Though of course that doesn’t mean I want to do it again.

Another thing that’s awkward: one of the several reasons that I stopped training was that I was super confident in my skills, was completely ready to throw down all the time. It turns out that confidence was pretty well justified. (But not aggression and over-competitiveness that went along with that confidence. Nothing could entirely justify that.)

Christ, saying all of this.  Sounds so… arrogant? But I’m really just trying to be straight about how I feel about the whole thing – this complex mixture of emotions – this isn’t a situation that comes up often, so forgive me if I want to get it down while it’s raw.

So here I am, in three or four minds about the whole thing. Regretting that it happened, but still somehow excited — possibly even a little proud, and I know that doesn’t sound like a good thing.

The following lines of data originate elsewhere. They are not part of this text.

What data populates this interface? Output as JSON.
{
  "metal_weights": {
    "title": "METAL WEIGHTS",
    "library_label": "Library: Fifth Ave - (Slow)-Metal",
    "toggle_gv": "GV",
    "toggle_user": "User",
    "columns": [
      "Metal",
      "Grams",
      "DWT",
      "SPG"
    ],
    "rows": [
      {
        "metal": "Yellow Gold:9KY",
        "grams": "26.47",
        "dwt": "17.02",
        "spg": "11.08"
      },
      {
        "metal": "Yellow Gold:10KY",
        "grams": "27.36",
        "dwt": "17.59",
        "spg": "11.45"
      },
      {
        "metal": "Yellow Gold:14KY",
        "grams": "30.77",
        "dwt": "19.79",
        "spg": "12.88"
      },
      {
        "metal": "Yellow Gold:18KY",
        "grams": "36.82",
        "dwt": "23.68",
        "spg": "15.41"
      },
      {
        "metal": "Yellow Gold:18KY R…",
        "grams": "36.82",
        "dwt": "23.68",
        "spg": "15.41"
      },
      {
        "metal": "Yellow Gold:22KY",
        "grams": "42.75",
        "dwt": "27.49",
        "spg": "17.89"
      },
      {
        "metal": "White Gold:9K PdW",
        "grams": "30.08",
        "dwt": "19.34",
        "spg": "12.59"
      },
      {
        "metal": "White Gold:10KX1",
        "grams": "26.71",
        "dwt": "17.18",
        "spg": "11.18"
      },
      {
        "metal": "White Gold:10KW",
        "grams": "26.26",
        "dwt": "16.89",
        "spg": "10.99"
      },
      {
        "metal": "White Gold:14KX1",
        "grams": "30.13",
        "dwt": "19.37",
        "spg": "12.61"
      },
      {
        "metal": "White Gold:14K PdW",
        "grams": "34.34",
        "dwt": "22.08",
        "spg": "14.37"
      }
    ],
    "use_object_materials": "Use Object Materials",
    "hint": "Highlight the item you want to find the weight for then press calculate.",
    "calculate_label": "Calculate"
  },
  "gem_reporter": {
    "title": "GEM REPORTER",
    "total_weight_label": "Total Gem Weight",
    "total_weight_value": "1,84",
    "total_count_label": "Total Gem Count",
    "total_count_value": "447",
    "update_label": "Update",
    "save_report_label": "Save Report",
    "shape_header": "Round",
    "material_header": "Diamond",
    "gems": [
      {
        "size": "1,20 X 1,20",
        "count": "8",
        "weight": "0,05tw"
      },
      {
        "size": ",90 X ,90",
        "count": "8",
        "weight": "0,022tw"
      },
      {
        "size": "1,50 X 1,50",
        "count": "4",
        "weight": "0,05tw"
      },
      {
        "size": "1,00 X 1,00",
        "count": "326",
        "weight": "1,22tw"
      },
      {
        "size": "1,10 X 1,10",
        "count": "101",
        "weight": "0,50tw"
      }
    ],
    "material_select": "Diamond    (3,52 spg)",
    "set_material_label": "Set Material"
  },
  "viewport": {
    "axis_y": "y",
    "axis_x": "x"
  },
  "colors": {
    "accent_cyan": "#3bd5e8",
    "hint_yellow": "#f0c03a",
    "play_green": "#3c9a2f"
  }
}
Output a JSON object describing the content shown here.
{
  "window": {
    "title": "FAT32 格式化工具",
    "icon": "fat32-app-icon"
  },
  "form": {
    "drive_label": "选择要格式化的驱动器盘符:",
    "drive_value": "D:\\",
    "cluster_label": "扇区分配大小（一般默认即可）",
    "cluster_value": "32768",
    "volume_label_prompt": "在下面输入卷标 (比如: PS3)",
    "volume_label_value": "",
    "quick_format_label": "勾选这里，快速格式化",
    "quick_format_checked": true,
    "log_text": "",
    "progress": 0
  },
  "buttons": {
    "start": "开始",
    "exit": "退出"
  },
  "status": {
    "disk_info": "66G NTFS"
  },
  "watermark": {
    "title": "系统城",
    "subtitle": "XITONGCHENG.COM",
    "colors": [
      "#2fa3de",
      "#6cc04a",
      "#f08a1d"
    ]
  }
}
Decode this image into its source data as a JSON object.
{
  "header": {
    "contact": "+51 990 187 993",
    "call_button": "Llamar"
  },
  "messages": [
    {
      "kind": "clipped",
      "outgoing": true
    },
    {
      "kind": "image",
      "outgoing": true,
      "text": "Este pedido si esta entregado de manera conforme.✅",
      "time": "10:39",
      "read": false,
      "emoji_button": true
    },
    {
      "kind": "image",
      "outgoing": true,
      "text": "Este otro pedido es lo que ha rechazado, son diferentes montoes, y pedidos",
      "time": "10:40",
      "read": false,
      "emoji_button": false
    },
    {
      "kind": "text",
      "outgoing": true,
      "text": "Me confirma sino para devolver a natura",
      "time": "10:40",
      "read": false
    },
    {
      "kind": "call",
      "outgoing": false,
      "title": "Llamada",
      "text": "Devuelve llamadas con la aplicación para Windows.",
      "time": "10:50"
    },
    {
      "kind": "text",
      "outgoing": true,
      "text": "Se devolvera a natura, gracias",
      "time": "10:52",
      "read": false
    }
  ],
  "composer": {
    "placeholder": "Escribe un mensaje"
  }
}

But I’m proud – proud because I won a fight I didn’t start, against someone bigger than me. Perhaps he was used to being able to use his height to bully people around? (I have no idea, I don’t know the guy from Job.)

What’s the moral? I don’t know.  Don’t start fights.  Never, ever start fights.

Another moral: It’s really fun to win a fight against an aggressor.

Oh, and if you do have a stink experience in a bar, there are lots of others, so leave and go to Whammy Bar for the Blondie contest, and then head next door to the Wine Cellar, you’ll have a fucking awesome night filled with lovely girls, old friends, great conversation, friggin’ delicious tapas, and tasty hooch. And there aren’t any fuckwits. (Well, not violent ones, anyway.)

5 thoughts on “What do you think this is, the Mos Eisley Cantina?

  1. Moral: Don’t go to lame-arse bars frequented by fuckwits who start fights or you will become one of those fuckwits.

  2. Given that I was in fact at the lame-arse bar in question, I’m resenting the implication that I’m a fuckwit or a fight starter.

  3. I mean, you’re not now, but if you keep going to lame-arse bars, you could end up becoming a thuggish fuckwit.

  4. I am pretty good at picking up new things, so I probably could take up thuggery as a hobby. I’m probably too smart to pull it off entirely convincingly, though.

  5. You’d have to treat it like method acting. Get fully into character. But then all your friends would shun you.